The Whisperer in Chief: Cheney Thought Bush Went Soft In Second Term
An article in today’s Washington Post raises even more questions about the scope of the relationship between President Bush and Vice President Dick Cheney. It characterizes the post-White House vice president as being disappointed in Bush for going soft on him in the second term.
“He’d showed an independence that Cheney didn’t see coming,” one Cheney aide told the newspaper. “It was clear that Cheney’s doctrine was cast-iron strength at all times — never apologize, never explain — and Bush moved toward the conciliatory.”
The article – as well as a recent cover piece in Time Magazine – suggests the liberal talking point that Bush was simply a puppet for his vice president certainly waned in his last years in office. But of course, Cheney seems to be admitting as well that in Bush’s early days, the former defense secretary and White House chief of staff had a firm grip on the less experienced president’s decision making.
The questions of Cheney’s influence over the Bush White House will continue well after both the president and vice president publish their memoirs.
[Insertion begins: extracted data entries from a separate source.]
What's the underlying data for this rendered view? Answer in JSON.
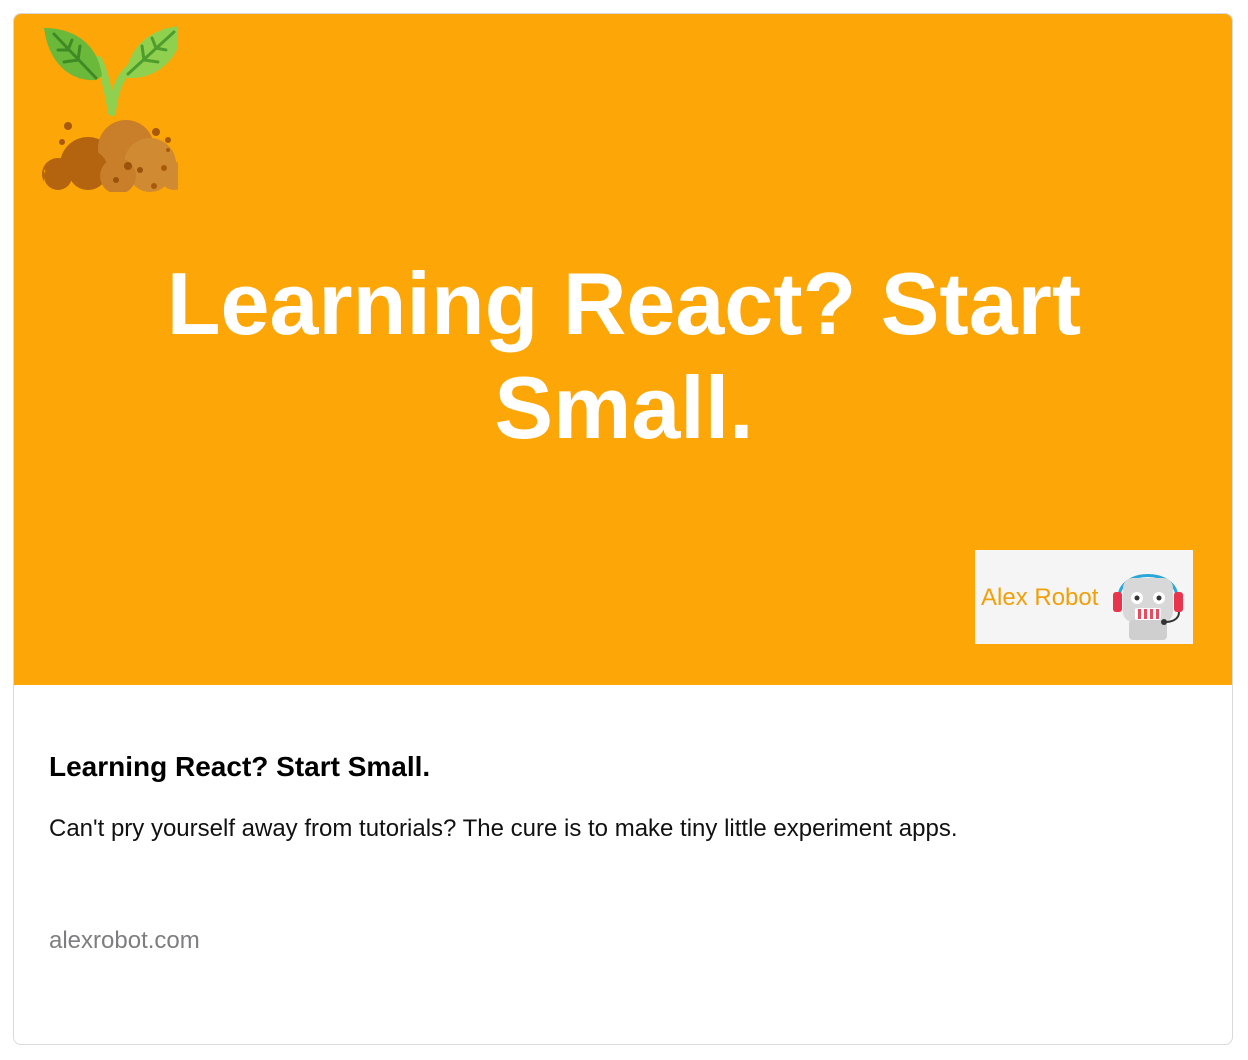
{
  "card": {
    "hero": {
      "background_color": "#fca608",
      "headline": "Learning React? Start Small.",
      "illustration_icon": "sprout-in-soil-icon",
      "badge": {
        "text": "Alex Robot",
        "icon": "robot-with-headset-icon"
      }
    },
    "title": "Learning React? Start Small.",
    "description": "Can't pry yourself away from tutorials? The cure is to make tiny little experiment apps.",
    "domain": "alexrobot.com"
  }
}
But above all, Cheney has certainly forever changed how the nation will look at the vice presidency. The days of the number two serving only as a stand-in for funerals is long gone – it ended for good with Clinton and Gore in the 1990s. Voters look at vice presidential candidates as partners in crime, and having the potential to influence the chief executive in a way no other can.
Perhaps that is part of why Sarah Palin got so much scrutiny as a vice presidential candidate last year. It wasn’t just the prospect of Palin replacing John McCain if something were to happen to him. Part of the backlash against Palin was the disappointment of returning to the days where the vice president had no influence or power, when they were selected solely for the ability to win over electoral votes. Citizens could see McCain’s move was entirely political – and rejected it as opportunistic.
As the role of the vice president changes, maybe it is time to question how the vice presidential candidates are chosen. While voters spend a year weighing the presidential candidates in primaries and caucuses, the vice presidential candidates are chosen in secret, and with little weight given to their influence. They are like the side items written under the entrée on a menu. Unless you have a visceral reaction to the potatoes or rice, voters will likely choose the main course they like the best, no matter what it comes with.
But perhaps recent history has shown a more public vetting may be needed for the men and women who will be first – and often last – in line to have the president’s ear.